Ryan, who has been Speaker of the House for less than six weeks, had previously eschewed weighing in on presidential politics. He did so Tuesday after an announcement late Monday that Trump would no longer be participating in a Republican National Committee fundraiser later this week.
“This is not conservatism,” Ryan said in the RNC lobby on Capitol Hill. “What was proposed yesterday is not what this party stands for and more importantly it’s not what this country stands for. Not only are there many Muslims serving in our armed forces, dying for this country, there are Muslims serving right here in the House working every day to uphold and defend the constitution. Some of our best and biggest allies in this struggle and fight against radical Islamic terror are Muslims, the vast vast vast majority of whom are peaceful, who believe in pluralism and freedom, democracy and individual rights.”
Trumps comments came in response to a husband and wife rampage at a holiday party in San Bernardino, California on Friday that left 14 dead and more than 20 injured. The Federal Bureau of Investigation believes the couple was radicalized by al Qaeda. While Syed Rizwan Farook was born American of Pakistani descent, his wife, Tashfeen Malik, entered the United States on a fiancée visa.
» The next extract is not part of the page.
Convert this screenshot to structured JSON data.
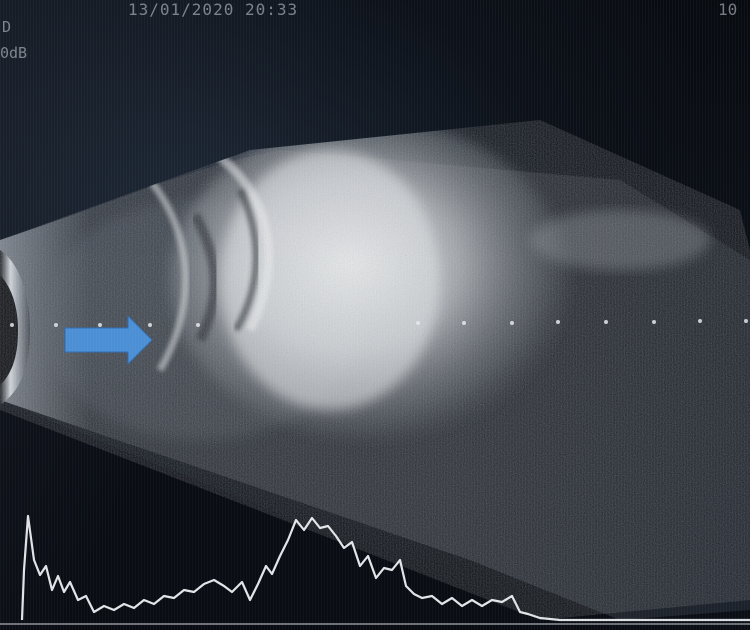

Ryan did not mention Trump by name, and he pledged to support the Republican nominee, whomever that may be. “I’m going to stand up for what I believe in,” Ryan said. “I’m not concerned about lasting damage to the party; I’m concerned about standing up for our country’s principles. These are first principles and our party is dedicated to first principles and that’s why it’s incumbent on leaders of our party like myself to stand up and defend what conservatism is and what the Republican Party stands for.”
Ryan had a 41% approval rating and a 35% disapproval rating in late November, according to a Public Policy Poll, a better net favorability rating than any of the GOP presidential hopefuls. While he leads in primary polls, Trump has a 56.5% average unfavorable rating and a 36.5% average favorable rating, according to a Huffington Post compilation of surveys.